/ 3 February 2012

Bread for loafers

Bread For Loafers

Estate agents will tell you that it helps to sell a house on a show day if you have a bread baking in the oven. The rich aroma and its association with homeliness seem irresistible. Apparently humans have been making bread for 300 centuries.

Making bread is very satisfying, even therapeutic, especially if you do it the old-fashioned way with two risings. I have made leavened bread since university days and never find it a chore. The transformation of just three simple ingredients — water, flour and yeast — into a wholesome food seems almost miraculous.

As you knead the dough, it becomes silky, smooth and elastic — and your hands smell fantastic. Not to ruin the mystery, but what you are doing by kneading is cross-linking two proteins, glutenin and gliadin, to form gluten, from the Latin for glue and named by the Jesuit scholar who isolated it.

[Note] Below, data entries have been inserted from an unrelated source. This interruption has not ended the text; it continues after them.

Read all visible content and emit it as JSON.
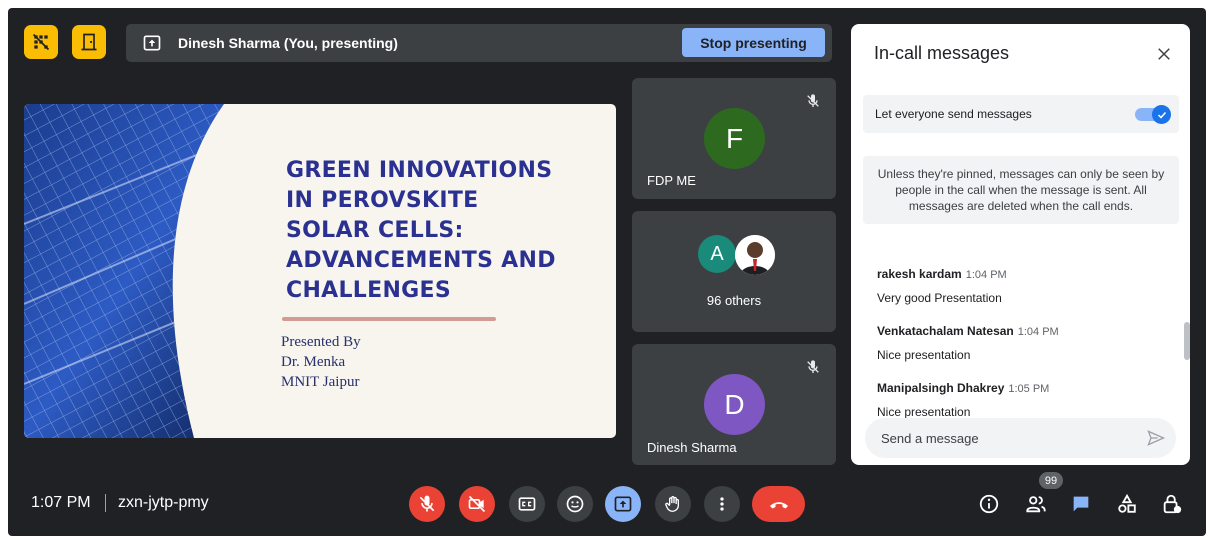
{
  "presentation_bar": {
    "presenter_text": "Dinesh Sharma (You, presenting)",
    "stop_label": "Stop presenting"
  },
  "slide": {
    "title_lines": [
      "GREEN INNOVATIONS",
      "IN PEROVSKITE",
      "SOLAR CELLS:",
      "ADVANCEMENTS AND",
      "CHALLENGES"
    ],
    "byline": [
      "Presented By",
      "Dr. Menka",
      "MNIT Jaipur"
    ]
  },
  "tiles": [
    {
      "name": "FDP ME",
      "initial": "F",
      "avatar_color": "#2d6a1f",
      "muted": true
    },
    {
      "name": "96 others",
      "initial": "A",
      "avatar_color": "#1a8a7a"
    },
    {
      "name": "Dinesh Sharma",
      "initial": "D",
      "avatar_color": "#7e57c2",
      "muted": true
    }
  ],
  "chat": {
    "title": "In-call messages",
    "toggle_label": "Let everyone send messages",
    "toggle_on": true,
    "notice": "Unless they're pinned, messages can only be seen by people in the call when the message is sent. All messages are deleted when the call ends.",
    "messages": [
      {
        "sender": "rakesh kardam",
        "time": "1:04 PM",
        "text": "Very good Presentation"
      },
      {
        "sender": "Venkatachalam Natesan",
        "time": "1:04 PM",
        "text": "Nice presentation"
      },
      {
        "sender": "Manipalsingh Dhakrey",
        "time": "1:05 PM",
        "text": "Nice presentation"
      }
    ],
    "input_placeholder": "Send a message"
  },
  "bottom": {
    "time": "1:07 PM",
    "meeting_code": "zxn-jytp-pmy",
    "participant_count": "99"
  },
  "colors": {
    "accent": "#8ab4f8",
    "danger": "#ea4335",
    "end_call": "#ea4335",
    "warning_buttons": "#fbbc04"
  }
}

The molecular structure of this protein traps the gas produced by the yeast (the same type used in beer), which is why bread needs flour with a high gluten content — cake flour won’t work. In recent years, Eureka Mills has been producing high-quality stone-ground flours from wheat grown where good tillage and crop-rotation are practised. It makes for excellent bread and works out to about R7 a loaf (add R3 for yeast).

Can’t fake it
An electric mixer can be used but any appliance that mixes at more than 40 rotations a minute injures the dough (it damages its cells), accelerates rising and decreases flavour. This is why factory-made bread needs additives to conceal its poor taste.

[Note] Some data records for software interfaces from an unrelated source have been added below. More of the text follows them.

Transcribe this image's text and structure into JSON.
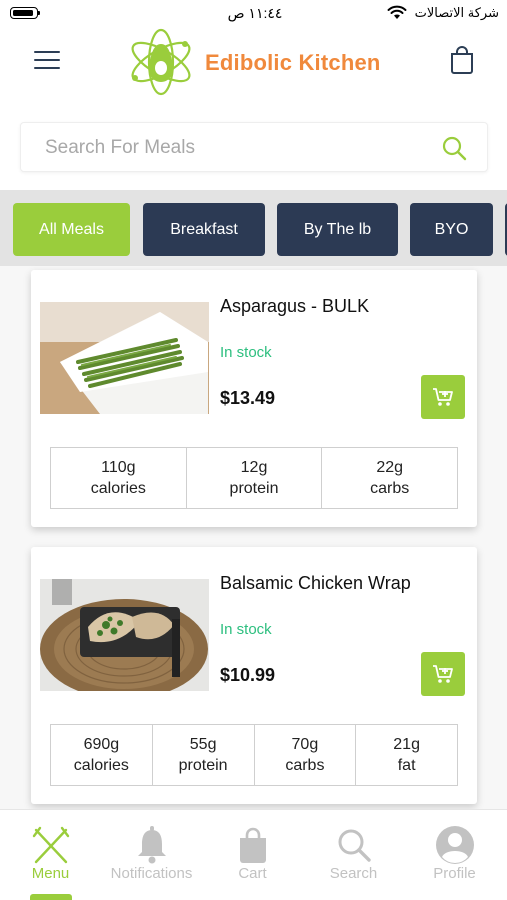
{
  "status_bar": {
    "time": "١١:٤٤ ص",
    "carrier": "شركة الاتصالات"
  },
  "header": {
    "brand": "Edibolic Kitchen"
  },
  "search": {
    "placeholder": "Search For Meals"
  },
  "categories": [
    {
      "label": "All Meals",
      "active": true
    },
    {
      "label": "Breakfast",
      "active": false
    },
    {
      "label": "By The lb",
      "active": false
    },
    {
      "label": "BYO",
      "active": false
    }
  ],
  "meals": [
    {
      "name": "Asparagus - BULK",
      "stock": "In stock",
      "price": "$13.49",
      "nutrition": [
        {
          "value": "110g",
          "label": "calories"
        },
        {
          "value": "12g",
          "label": "protein"
        },
        {
          "value": "22g",
          "label": "carbs"
        }
      ]
    },
    {
      "name": "Balsamic Chicken Wrap",
      "stock": "In stock",
      "price": "$10.99",
      "nutrition": [
        {
          "value": "690g",
          "label": "calories"
        },
        {
          "value": "55g",
          "label": "protein"
        },
        {
          "value": "70g",
          "label": "carbs"
        },
        {
          "value": "21g",
          "label": "fat"
        }
      ]
    }
  ],
  "bottom_nav": [
    {
      "label": "Menu",
      "icon": "fork-knife-icon",
      "active": true
    },
    {
      "label": "Notifications",
      "icon": "bell-icon",
      "active": false
    },
    {
      "label": "Cart",
      "icon": "shopping-bag-icon",
      "active": false
    },
    {
      "label": "Search",
      "icon": "search-icon",
      "active": false
    },
    {
      "label": "Profile",
      "icon": "profile-icon",
      "active": false
    }
  ],
  "colors": {
    "accent": "#9acd3c",
    "navy": "#2c3a54",
    "brand_orange": "#f0893c",
    "in_stock": "#2dbf7f"
  }
}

Today’s instant dried domestic yeasts make baking very reliable. But the air around us is full of wild yeast, which is what you start experimenting with when you get into the fascinating world of sourdough bread, making starters, or sponges, for them. Actually, it is the bacteria in the dough that is responsible for the sourness and attracts
the yeast.

Never rush the rising by putting the dough somewhere too warm. You want the flavours to develop. For classic white or plain brown bread, the first doubling should happen in about two hours and, after the loaf has been punched down (degassed is the technical term) and shaped, it will take another hour to rise, or proof. When the dough has risen, you realise you are dealing with a living thing. It gives you a thrilling feeling.

Bread itself is ‘the staff of life” and we still talk about an agriculturally productive place as a bread basket. No wonder the Bible has hundreds of references to it. Most of us know ‘I am the bread of life” and ‘Give us this day our daily bread”, but there is also ‘For by means of a whorish woman a man is brought to a piece of bread” (Proverbs 6:26).

Filling the gaps
No whorish woman guided me to the new Knead bakery in Kloof Street when it opened in December, a great addition to my neighbourhood.

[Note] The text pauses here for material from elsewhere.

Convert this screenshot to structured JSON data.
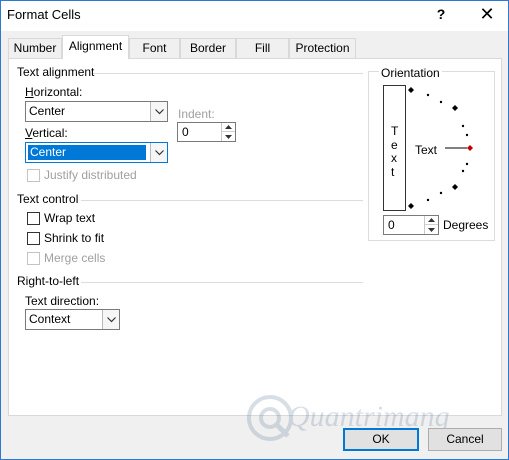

Very few people bake their own bread every day, and Knead does it terribly well for those who don’t. In Europe, there is nearly always a good family bakery nearby, London being an exception.

It is something we have missed in South Africa but, in Cape Town, this is fast changing. Knead has opened in five locations in as many years.

Evan Faull, of the Faull family that started Silwood Kitchen, is clearly on to a good thing with his neighbourhood bakery cafés.

Knead specialises in ‘artisan” breads, favouring sourdoughs, and uses no preservatives, improvers, premixes or stabilisers, which puts this enterprise in a very different bracket from your supermarket bakeries. It offers more than a dozen breads, including baguettes, ciabattas and a variety of rolls. I particularly like the scrumptious flat Turkish loaf (pure sourdough) and the buttermilk rye. The breads keep well for up to three days if stored properly.

Sometimes in the late afternoon at the Wembley Square café, you will be offered two loaves for R30, or some such deal. Do not wait for bargains, though: some breads sell out quickly and you will not always get your first choice.

Knead also makes confectioneries, sweet and savoury pastries, tasty hut-shaped pies, muffins and cupcakes.

Attached to the bakehouses are cafés with wooden tables and airy spaces. They serve coffee, light meals, brioche, charcuterie and breakfasts, and are popular with the laptop crowd.

I find the Kloof Street premise a bit echoey and noisy and only use it as a bakery. Wembley Square is cosier and the Muizenberg spot, in a great old building, faces the beach.

If you would prefer to try your own hand at bread-making, you will find a useful chapter, ‘Breaducation”, in Faull’s book, Café Food at Home.